But what rises can fall. Shares of Riot Blockchain as well as Marathon and Hive fell dramatically when bitcoin’s price dropped this week, with the companies losing over $1 billion combined. In the meanwhile, 500.com suffered a 16% decrease.
Riot is a success story, at least for now, but another firm pivoting to blockchain at about the same time as Riot, Long Blockchain Corp, is a cautionary tale for many non-crypto-turn-bitcoin public companies.
Long Island Tea Corp, a lemonade and iced tea company, announced plans to invest in blockchain and crypto amid bitcoin’s 2017 bull run. It changed its name to Long Blockchain Corp.
The move came at a time when the tea company was desperately trying to stay listed on Nasdaq. However, it aborted its plan when the bitcoin price crashed in 2018. The company later faced an investigation by the U.S. Securities and Exchange Commission (SEC) and wound up losing its Nasdaq listing anyway.
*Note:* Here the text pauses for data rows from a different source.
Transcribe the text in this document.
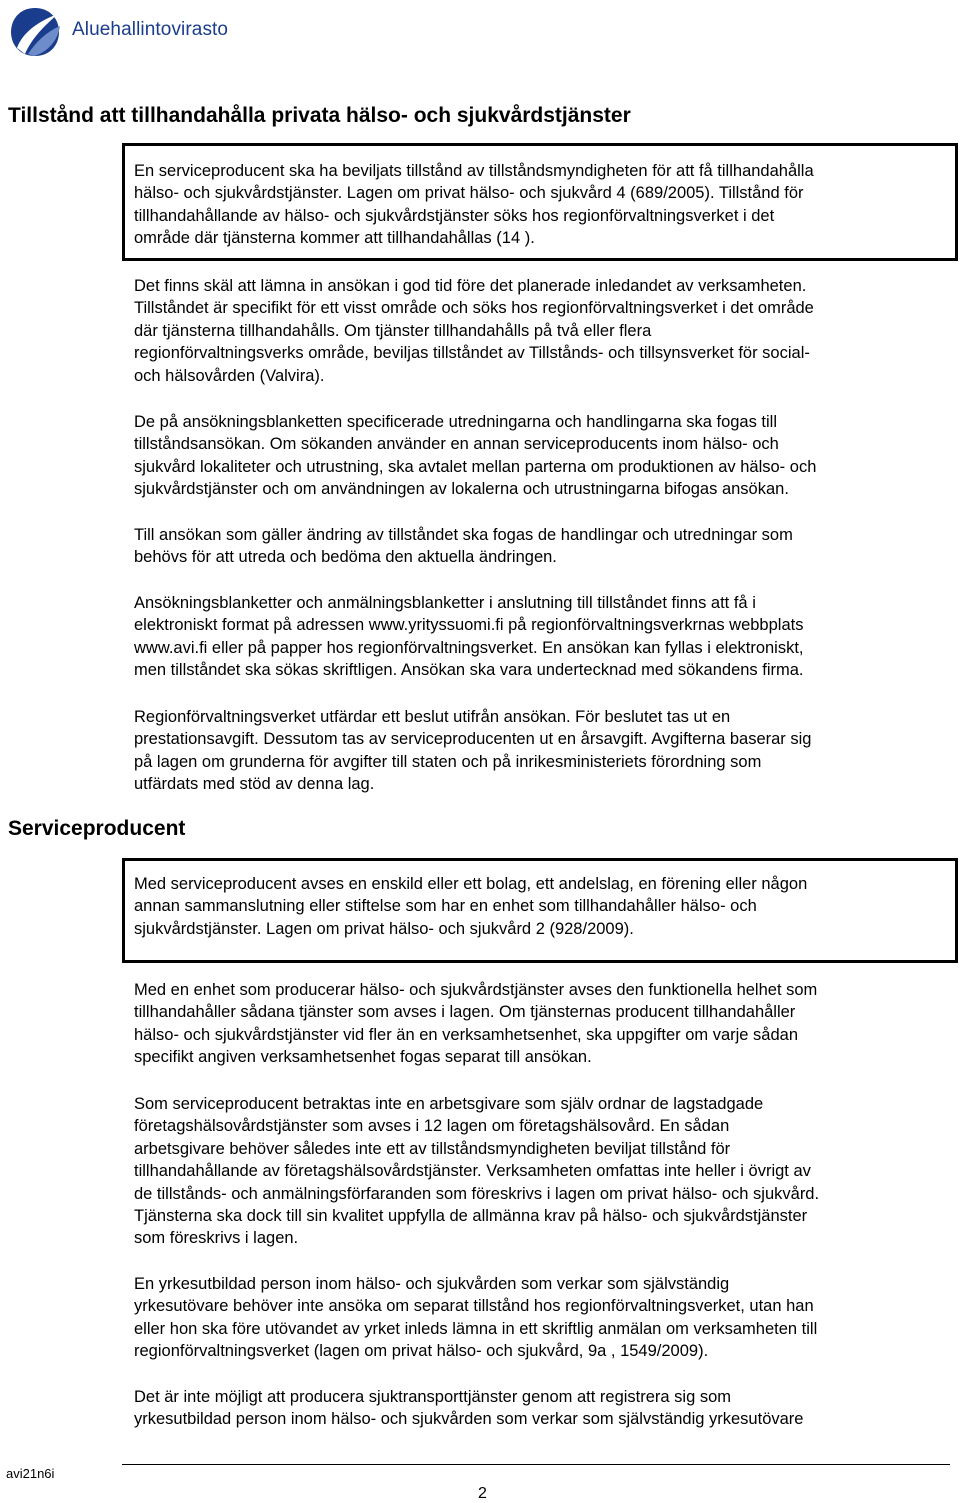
Aluehallintovirasto
Tillstånd att tillhandahålla privata hälso- och sjukvårdstjänster

En serviceproducent ska ha beviljats tillstånd av tillståndsmyndigheten för att få tillhandahålla

hälso- och sjukvårdstjänster. Lagen om privat hälso- och sjukvård 4 (689/2005). Tillstånd för

tillhandahållande av hälso- och sjukvårdstjänster söks hos regionförvaltningsverket i det

område där tjänsterna kommer att tillhandahållas (14 ).

Det finns skäl att lämna in ansökan i god tid före det planerade inledandet av verksamheten.

Tillståndet är specifikt för ett visst område och söks hos regionförvaltningsverket i det område

där tjänsterna tillhandahålls. Om tjänster tillhandahålls på två eller flera

regionförvaltningsverks område, beviljas tillståndet av Tillstånds- och tillsynsverket för social-

och hälsovården (Valvira).

De på ansökningsblanketten specificerade utredningarna och handlingarna ska fogas till

tillståndsansökan. Om sökanden använder en annan serviceproducents inom hälso- och

sjukvård lokaliteter och utrustning, ska avtalet mellan parterna om produktionen av hälso- och

sjukvårdstjänster och om användningen av lokalerna och utrustningarna bifogas ansökan.

Till ansökan som gäller ändring av tillståndet ska fogas de handlingar och utredningar som

behövs för att utreda och bedöma den aktuella ändringen.

Ansökningsblanketter och anmälningsblanketter i anslutning till tillståndet finns att få i

elektroniskt format på adressen www.yrityssuomi.fi på regionförvaltningsverkrnas webbplats

www.avi.fi eller på papper hos regionförvaltningsverket. En ansökan kan fyllas i elektroniskt,

men tillståndet ska sökas skriftligen. Ansökan ska vara undertecknad med sökandens firma.

Regionförvaltningsverket utfärdar ett beslut utifrån ansökan. För beslutet tas ut en

prestationsavgift. Dessutom tas av serviceproducenten ut en årsavgift. Avgifterna baserar sig

på lagen om grunderna för avgifter till staten och på inrikesministeriets förordning som

utfärdats med stöd av denna lag.

Serviceproducent

Med serviceproducent avses en enskild eller ett bolag, ett andelslag, en förening eller någon

annan sammanslutning eller stiftelse som har en enhet som tillhandahåller hälso- och

sjukvårdstjänster. Lagen om privat hälso- och sjukvård 2 (928/2009).

Med en enhet som producerar hälso- och sjukvårdstjänster avses den funktionella helhet som

tillhandahåller sådana tjänster som avses i lagen. Om tjänsternas producent tillhandahåller

hälso- och sjukvårdstjänster vid fler än en verksamhetsenhet, ska uppgifter om varje sådan

specifikt angiven verksamhetsenhet fogas separat till ansökan.

Som serviceproducent betraktas inte en arbetsgivare som själv ordnar de lagstadgade

företagshälsovårdstjänster som avses i 12 lagen om företagshälsovård. En sådan

arbetsgivare behöver således inte ett av tillståndsmyndigheten beviljat tillstånd för

tillhandahållande av företagshälsovårdstjänster. Verksamheten omfattas inte heller i övrigt av

de tillstånds- och anmälningsförfaranden som föreskrivs i lagen om privat hälso- och sjukvård.

Tjänsterna ska dock till sin kvalitet uppfylla de allmänna krav på hälso- och sjukvårdstjänster

som föreskrivs i lagen.

En yrkesutbildad person inom hälso- och sjukvården som verkar som självständig

yrkesutövare behöver inte ansöka om separat tillstånd hos regionförvaltningsverket, utan han

eller hon ska före utövandet av yrket inleds lämna in ett skriftlig anmälan om verksamheten till

regionförvaltningsverket (lagen om privat hälso- och sjukvård, 9a , 1549/2009).

Det är inte möjligt att producera sjuktransporttjänster genom att registrera sig som

yrkesutbildad person inom hälso- och sjukvården som verkar som självständig yrkesutövare

avi21n6i
2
The boom in Chinese blockchain-related stocks in late 2019 is another lesson for companies that make opportunistic investments in this emerging technology. Shortly after Chinese President Xi Jinping called the nation to seize the opportunity on blockchain, a slew of companies that were unrelated to blockchain claimed they had launched ambitious blockchain projects. Their stocks soared.
Some of the companies, including one obscure porcelain manufacturer, were accused by Chinese financial regulators of misleading investors by saying they are involved in blockchain whereas no financial disclosures had shown they were. The stocks have steadily dropped to their previous levels since the gold rush in blockchain cooled off in the country.